PACIFIC RIM (2013)  Director: Guillermo del Toro Starring: Charlie Hunnam, Idris Elba, Rinko Kikuchi, Charlie Day, and Ron Perlman Rating: PG-13 for big robots punching big monsters and lots of stuff getting stepped on. 


In a review I posted a while back I shared a detailed list of all the special things I look for in a movie that make it worthy of this blog. Creating this list was a near impossible task that took me years to put together and cost me every penny of my family’s fortune, plus I had to kill several cold blooded ninja assassins who wanted to discover the secrets of my list.

Of course the ninjas could have just read my blog where the list was out in the open for everyone to read. If they had only subscribed to my blog, they’d still be alive doing ninja assassin stuff today.

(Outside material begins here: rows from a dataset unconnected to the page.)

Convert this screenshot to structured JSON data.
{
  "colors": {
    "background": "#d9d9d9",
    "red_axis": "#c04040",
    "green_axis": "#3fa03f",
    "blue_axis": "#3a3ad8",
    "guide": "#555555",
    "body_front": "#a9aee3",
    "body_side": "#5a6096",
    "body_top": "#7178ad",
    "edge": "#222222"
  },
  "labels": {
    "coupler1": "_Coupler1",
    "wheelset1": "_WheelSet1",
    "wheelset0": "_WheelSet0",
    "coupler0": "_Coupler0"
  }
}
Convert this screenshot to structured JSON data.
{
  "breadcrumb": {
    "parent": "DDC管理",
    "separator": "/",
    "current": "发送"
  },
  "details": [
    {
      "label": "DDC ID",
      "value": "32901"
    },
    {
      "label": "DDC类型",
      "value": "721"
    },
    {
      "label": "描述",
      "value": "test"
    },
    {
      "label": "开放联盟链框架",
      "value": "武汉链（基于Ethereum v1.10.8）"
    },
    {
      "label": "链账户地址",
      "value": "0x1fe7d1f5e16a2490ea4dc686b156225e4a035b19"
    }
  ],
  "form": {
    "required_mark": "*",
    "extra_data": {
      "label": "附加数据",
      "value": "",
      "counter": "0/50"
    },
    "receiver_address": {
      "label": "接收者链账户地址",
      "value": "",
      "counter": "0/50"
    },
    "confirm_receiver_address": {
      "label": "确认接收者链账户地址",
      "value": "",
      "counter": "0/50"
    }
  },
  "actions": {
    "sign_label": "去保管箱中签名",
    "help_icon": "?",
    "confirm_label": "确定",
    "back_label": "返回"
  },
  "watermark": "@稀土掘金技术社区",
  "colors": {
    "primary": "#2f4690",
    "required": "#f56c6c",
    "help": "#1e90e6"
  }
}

Anyhoo, here are the things that make a movie worthy of a review here on DVD Critics Corner:

1. A gratuitous amount of violence which includes any or all of the following: gun play, sword play, close quarter hand to hand combat, kung fu fighting, and lots and lots of kicking.

2. Space aliens, other worldly monsters, scary zombies, cool robots, or at the very least Ron Perlman.

3. Plenty of explosions which destroy property and/or motor vehicles.

4. A complete lack of Katherine Heigl.

Hold onto your hats folks because I have found a movie that has scored a perfect 100% on the DVD Critics Corner Movie Worthiness Checklist (pat. pend.).

It’s Pacific Rim, Guillermo del Toro’s action epic tribute to the Japanese monster movies we all know and love!

It’s got monsters! It’s got robots! It’s got destruction! It has Ron Perlman! It has absolutely no Katherine Heigl!

A movie that satisfies all my prerequisites at this special time of year? It’s a Christmas miracle!

Here is a bunch of things that happen in the movie:

In the not too distant future, Earth is just fine until a bunch of giant monsters begin attacking it! These towering creatures (known as Kaijus) are coming from another dimension through a portal in the Pacific Ocean and are determined to wipe out all the people; even the really nice ones who say please and thank you.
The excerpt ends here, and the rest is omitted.